At the Village and County levels, Social Consultative Conference representatives are popularly elected; each voter can list as many names as there are seats in the district, generally 3-5. Candidates are nominated by the general population if they can gather twenty signatures, but they must be approved by the local Electoral Commission to approve on the ballot, a process which screens out potential "troublemakers."
After elections are over, village SCCs convene once a month, and county SCCs convene four times a year. At these levels, there are no formal requirements on class background, though Electoral Commissions may adjust the screening process to ensure an adequate distribution of class voices. Village and County Consultative Conference meetings sometimes discuss labor and economic issues, especially during development initiatives or periods of labor unrest, but for the most part agenda-setting stresses issues of interest to the whole community.

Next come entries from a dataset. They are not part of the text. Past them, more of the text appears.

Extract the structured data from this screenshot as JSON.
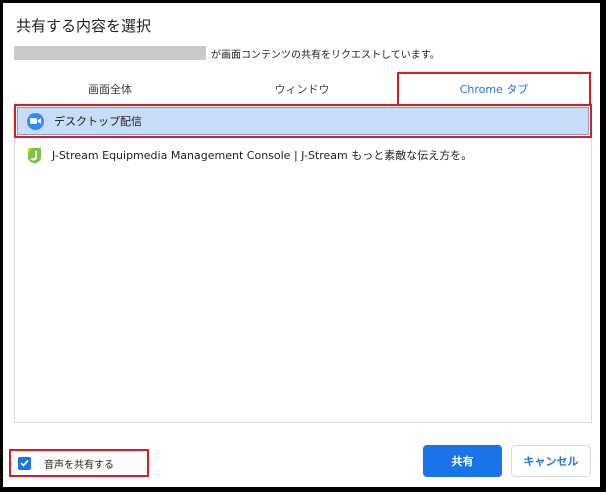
{
  "dialog": {
    "title": "共有する内容を選択",
    "subtitle": "が画面コンテンツの共有をリクエストしています。"
  },
  "tabs": [
    {
      "label": "画面全体"
    },
    {
      "label": "ウィンドウ"
    },
    {
      "label": "Chrome タブ"
    }
  ],
  "list": {
    "items": [
      {
        "label": "デスクトップ配信",
        "icon": "zoom-camera-icon",
        "selected": true
      },
      {
        "label": "J-Stream Equipmedia Management Console | J-Stream もっと素敵な伝え方を。",
        "icon": "j-stream-logo-icon",
        "selected": false
      }
    ]
  },
  "audio": {
    "label": "音声を共有する",
    "checked": true
  },
  "buttons": {
    "share": "共有",
    "cancel": "キャンセル"
  },
  "colors": {
    "accent": "#1a73e8",
    "highlight": "#e8141e",
    "selected_bg": "#c9dcf8"
  }
}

At the Prefectural and Provincial levels, most representatives are indirectly elected by the Consultative Conferences at the next level down. Seats may also be reserved for representatives of local trade-union branches or "prominent cultural persons." These conferences set more stringent guidelines on class representation, with loose quotas for each occupation group. Meeting once a year (twice a year in some Metropolitan Cities), they discuss proposals submitted by Village and County governments, and pass on reports to the next level up.
The schedules of these different conferences are timed to allow recommendation documents to more easily flow upward: the NSCC convenes in early November, Prefectural and Provincial SCCs in late October, and County SCCs in September, with each discussing selected documents from the earlier level. This delay is also necessary because all representatives selected through indirect election concurrently sit on lower-level conferences. The only exception are village SCCs, which meet year-round every month and can convene on an emergency basis.
Role
In spite of the NSCC's limited formal power, recent scholarship has identified it as an important institution of "consultative authoritarianism." The bottom-up structure of the SCC system and the requirement of concurrent seats for representatives enable a steady upward flow of information on the public's policy preferences, which are then passed on to national officials with actual policymaking power. In this sense, it serves as an important feedback mechanism, allowing the government to adjust non-critical policies in ways that maximize popular support and monitor the implementation of central policy initiatives.

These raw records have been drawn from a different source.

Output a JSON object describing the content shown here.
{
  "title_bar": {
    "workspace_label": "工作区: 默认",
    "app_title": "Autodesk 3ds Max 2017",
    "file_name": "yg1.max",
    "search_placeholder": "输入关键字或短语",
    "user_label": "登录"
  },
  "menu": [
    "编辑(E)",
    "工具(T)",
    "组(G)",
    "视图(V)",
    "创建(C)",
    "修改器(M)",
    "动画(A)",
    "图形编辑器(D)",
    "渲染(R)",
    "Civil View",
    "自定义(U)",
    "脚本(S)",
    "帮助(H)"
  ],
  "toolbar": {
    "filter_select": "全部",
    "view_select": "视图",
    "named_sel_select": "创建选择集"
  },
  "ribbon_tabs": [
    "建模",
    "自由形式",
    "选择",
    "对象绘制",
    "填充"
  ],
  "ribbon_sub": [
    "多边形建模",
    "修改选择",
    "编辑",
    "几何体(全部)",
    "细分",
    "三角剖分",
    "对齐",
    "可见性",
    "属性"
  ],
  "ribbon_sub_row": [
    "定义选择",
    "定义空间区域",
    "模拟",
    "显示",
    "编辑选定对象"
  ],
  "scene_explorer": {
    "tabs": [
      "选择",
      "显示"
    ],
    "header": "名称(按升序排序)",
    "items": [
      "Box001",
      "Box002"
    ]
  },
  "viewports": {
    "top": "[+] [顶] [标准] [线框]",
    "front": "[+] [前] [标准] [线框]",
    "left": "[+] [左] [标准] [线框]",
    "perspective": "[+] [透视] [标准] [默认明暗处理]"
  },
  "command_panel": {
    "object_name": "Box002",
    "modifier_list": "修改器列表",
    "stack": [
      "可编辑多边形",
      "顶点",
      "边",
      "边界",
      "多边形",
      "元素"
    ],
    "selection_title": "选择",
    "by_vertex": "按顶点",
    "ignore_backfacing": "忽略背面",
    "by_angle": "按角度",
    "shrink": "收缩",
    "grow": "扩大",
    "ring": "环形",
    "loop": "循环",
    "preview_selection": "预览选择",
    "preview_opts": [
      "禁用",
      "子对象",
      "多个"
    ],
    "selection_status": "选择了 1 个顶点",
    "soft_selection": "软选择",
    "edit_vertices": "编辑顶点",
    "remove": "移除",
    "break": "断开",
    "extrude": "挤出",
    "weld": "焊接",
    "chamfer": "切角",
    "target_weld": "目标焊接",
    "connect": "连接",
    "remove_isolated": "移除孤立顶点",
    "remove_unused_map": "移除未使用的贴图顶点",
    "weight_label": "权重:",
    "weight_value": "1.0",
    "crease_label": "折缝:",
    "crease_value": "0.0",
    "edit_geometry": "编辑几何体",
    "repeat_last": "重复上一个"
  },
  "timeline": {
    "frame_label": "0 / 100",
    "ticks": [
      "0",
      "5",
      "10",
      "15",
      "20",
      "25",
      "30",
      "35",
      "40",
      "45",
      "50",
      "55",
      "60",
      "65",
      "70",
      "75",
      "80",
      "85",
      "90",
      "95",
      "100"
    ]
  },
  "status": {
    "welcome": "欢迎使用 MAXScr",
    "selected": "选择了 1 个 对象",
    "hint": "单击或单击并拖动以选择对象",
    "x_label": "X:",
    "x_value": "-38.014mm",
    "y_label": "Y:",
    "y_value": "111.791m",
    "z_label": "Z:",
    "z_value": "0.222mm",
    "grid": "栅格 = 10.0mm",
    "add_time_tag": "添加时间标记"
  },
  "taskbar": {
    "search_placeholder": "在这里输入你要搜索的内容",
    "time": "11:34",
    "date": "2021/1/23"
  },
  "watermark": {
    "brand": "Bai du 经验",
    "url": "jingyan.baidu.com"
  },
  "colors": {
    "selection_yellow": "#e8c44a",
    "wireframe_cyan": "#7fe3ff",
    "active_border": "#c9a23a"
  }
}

Additionally, the corporatist structure of the NSCC co-opts emerging economic elites by giving them a disproportionately large voice in the system, while also maintaining a protected voice for the lower classes. While local conferences sometimes generate heated arguments over labor rights, national and provincial conferences are carefully regulated to present an image of inter-class harmony, while still alerting government officials to cases of labor unrest and possible solutions.
Nevertheless, the NSCC and its local counterparts cannot be considered democratic institutions, as the selection of representatives and the setting of the agenda are overseen by Socialist Party organs. Most SCC debates deal with "everyday" issues such as law enforcement, environmental protection, and development projects; "critical" issues such as freedom of speech and multi-party competition are seldom discussed in Village and County conferences, and almost never passed all the way up to the national level. The SCCs also lack the ability to pass laws, giving unelected Party and Government officials full discretion over how, and whether, their non-binding resolutions should be implemented. In this sense, at most they represent a form of "bounded representation," designed to support the regime's popularity without substantively changing its authoritarian nature.